U.S. Attorney Booth Goodwin said his office’s investigation into the water sampling issue, conducted jointly with the FBI and the U.S. Environmental Protection Agency, is continuing, but he did not offer further details.
David McLeon, special agent in charge of the EPA’s regional criminal enforcement program, said Shelton’s plea “demonstrates that laboratories and their senior managers who callously place the American people at risk by submitting false reports will be held accountable.”
Prosecutors said Appalachian does water sampling for more than 100 mine sites in West Virginia. Court records, though, do not indicate which mining operations were involved in the falsified samples or how widespread a problem Shelton’s plea indicates exists.
Under the Clean Water Act, companies with water pollution permits are required to take periodic samples and submit reports to the DEP on whether those samples indicate their operations are in compliance with allowed pollution discharge limits. State and federal agencies take some samples themselves, but the majority of sampling is done by companies, with results filed with the government for its review.
Problems with this system have come up before in West Virginia. In 2008, after federal officials sued Massey Energy over widespread water violations at its mines in the state, DEP officials revealed that, for about five years, they had not been monitoring the discharge reports filed with them by the coal-mining industry. Agency officials said that problem has been remedied.
Derek Teaney, senior staff attorney with the group Appalachian Mountain Advocates, said the DEP — the state agency with primary Clean Water Act responsibility in West Virginia — needs to investigate what was going on with Appalachian Laboratories.
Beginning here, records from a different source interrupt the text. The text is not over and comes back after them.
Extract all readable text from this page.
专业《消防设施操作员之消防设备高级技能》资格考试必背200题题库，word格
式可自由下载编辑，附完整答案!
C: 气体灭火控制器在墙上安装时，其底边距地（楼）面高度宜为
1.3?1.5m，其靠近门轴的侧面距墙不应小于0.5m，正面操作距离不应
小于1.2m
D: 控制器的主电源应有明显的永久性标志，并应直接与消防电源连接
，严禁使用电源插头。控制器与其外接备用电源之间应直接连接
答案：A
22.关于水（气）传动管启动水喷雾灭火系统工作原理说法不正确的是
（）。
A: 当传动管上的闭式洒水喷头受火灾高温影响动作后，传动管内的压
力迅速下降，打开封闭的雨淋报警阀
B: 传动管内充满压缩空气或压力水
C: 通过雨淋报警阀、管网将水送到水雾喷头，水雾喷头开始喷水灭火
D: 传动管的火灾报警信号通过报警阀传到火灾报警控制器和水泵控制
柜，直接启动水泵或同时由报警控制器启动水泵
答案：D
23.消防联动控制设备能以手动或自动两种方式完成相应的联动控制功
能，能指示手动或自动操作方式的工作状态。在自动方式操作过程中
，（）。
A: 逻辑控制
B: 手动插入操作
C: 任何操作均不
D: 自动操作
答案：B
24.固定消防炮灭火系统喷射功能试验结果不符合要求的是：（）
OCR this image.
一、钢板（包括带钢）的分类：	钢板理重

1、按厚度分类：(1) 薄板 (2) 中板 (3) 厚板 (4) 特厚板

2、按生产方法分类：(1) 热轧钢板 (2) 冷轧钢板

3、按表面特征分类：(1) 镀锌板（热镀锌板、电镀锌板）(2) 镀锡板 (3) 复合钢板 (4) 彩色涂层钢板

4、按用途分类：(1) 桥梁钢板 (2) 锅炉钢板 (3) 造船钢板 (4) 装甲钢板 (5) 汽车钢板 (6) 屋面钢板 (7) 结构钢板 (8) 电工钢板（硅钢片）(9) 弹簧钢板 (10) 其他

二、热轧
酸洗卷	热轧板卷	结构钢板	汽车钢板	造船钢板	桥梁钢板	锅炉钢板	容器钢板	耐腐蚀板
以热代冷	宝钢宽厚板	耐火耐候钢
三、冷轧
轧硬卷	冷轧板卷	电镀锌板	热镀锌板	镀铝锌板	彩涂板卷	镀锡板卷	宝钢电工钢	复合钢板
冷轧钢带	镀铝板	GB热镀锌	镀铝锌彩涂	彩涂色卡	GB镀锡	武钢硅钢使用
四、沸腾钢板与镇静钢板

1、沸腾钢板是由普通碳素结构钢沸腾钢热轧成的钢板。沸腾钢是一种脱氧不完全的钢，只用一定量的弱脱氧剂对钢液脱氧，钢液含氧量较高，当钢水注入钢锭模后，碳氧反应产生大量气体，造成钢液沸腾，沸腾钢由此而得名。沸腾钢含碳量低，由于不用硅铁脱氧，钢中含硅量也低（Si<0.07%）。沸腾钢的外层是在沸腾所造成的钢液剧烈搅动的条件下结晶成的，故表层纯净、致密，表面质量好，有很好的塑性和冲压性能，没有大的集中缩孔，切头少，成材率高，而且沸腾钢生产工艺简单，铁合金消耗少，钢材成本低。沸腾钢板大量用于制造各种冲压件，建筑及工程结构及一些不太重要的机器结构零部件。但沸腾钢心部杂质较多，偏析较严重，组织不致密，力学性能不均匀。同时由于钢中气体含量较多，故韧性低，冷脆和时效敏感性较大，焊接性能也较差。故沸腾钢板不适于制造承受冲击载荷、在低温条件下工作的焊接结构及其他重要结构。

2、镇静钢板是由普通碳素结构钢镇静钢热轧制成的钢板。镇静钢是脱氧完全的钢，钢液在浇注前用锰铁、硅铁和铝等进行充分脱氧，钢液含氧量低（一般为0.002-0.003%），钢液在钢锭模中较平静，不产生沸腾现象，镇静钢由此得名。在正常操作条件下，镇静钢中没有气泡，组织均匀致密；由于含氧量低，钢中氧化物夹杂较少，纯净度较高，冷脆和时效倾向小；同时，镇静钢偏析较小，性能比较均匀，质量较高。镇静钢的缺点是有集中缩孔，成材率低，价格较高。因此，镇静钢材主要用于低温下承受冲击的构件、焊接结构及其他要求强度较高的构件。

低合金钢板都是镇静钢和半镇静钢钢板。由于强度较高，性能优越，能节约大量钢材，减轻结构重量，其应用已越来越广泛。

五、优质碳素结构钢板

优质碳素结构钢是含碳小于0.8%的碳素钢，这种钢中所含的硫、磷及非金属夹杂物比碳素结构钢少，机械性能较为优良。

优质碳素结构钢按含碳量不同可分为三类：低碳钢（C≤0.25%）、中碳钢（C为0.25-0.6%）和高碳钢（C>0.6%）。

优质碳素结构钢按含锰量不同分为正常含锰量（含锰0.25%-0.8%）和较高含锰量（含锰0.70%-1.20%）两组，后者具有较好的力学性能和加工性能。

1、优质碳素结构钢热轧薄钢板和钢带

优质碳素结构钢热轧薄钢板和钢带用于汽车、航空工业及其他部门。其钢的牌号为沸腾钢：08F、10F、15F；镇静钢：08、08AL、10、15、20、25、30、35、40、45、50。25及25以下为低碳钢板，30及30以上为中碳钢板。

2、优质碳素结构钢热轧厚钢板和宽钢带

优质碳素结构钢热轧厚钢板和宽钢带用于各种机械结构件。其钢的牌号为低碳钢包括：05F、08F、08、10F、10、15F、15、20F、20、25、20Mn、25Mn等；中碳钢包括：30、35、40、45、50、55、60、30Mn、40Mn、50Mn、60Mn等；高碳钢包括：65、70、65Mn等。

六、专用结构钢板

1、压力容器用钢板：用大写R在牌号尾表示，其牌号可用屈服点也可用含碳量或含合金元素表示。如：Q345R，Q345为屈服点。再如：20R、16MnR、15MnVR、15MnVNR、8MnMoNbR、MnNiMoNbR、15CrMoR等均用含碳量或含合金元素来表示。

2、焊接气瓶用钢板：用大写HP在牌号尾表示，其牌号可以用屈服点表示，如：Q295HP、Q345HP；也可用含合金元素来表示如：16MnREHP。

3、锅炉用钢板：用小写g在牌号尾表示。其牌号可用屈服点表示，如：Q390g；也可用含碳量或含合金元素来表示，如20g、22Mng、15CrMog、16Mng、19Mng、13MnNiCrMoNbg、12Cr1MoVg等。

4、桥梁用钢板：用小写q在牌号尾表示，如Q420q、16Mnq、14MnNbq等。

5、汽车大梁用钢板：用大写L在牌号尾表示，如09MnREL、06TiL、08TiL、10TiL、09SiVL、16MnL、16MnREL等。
Teaney said the DEP should audit any water quality sampling performed by Appalachian Laboratories and, perhaps, do an increased program of its own sampling at mines that could have been involved.
“The whole Clean Water Act system relies on self-reporting,” said Teaney, whose group monitors coal industry compliance and files lawsuits against water quality violators. “If that self-reporting can’t be trusted, then the system just falls apart.”
Kelley Gillenwater, a spokeswoman for the DEP, said the agency gave federal investigators all the results it had from water sampling performed by Appalachian Laboratories.
“We haven’t, at this time, conducted any additional testing at those sites because of these allegations but have continued with our routine field sampling,” Gillenwater said.
The DEP Division of Mining and Reclamation’s goal for each quarter is to conduct its own field sampling for at least 25 percent of water pollution outlets, so that all outlets are sampled at least once annually, Gillenwater said.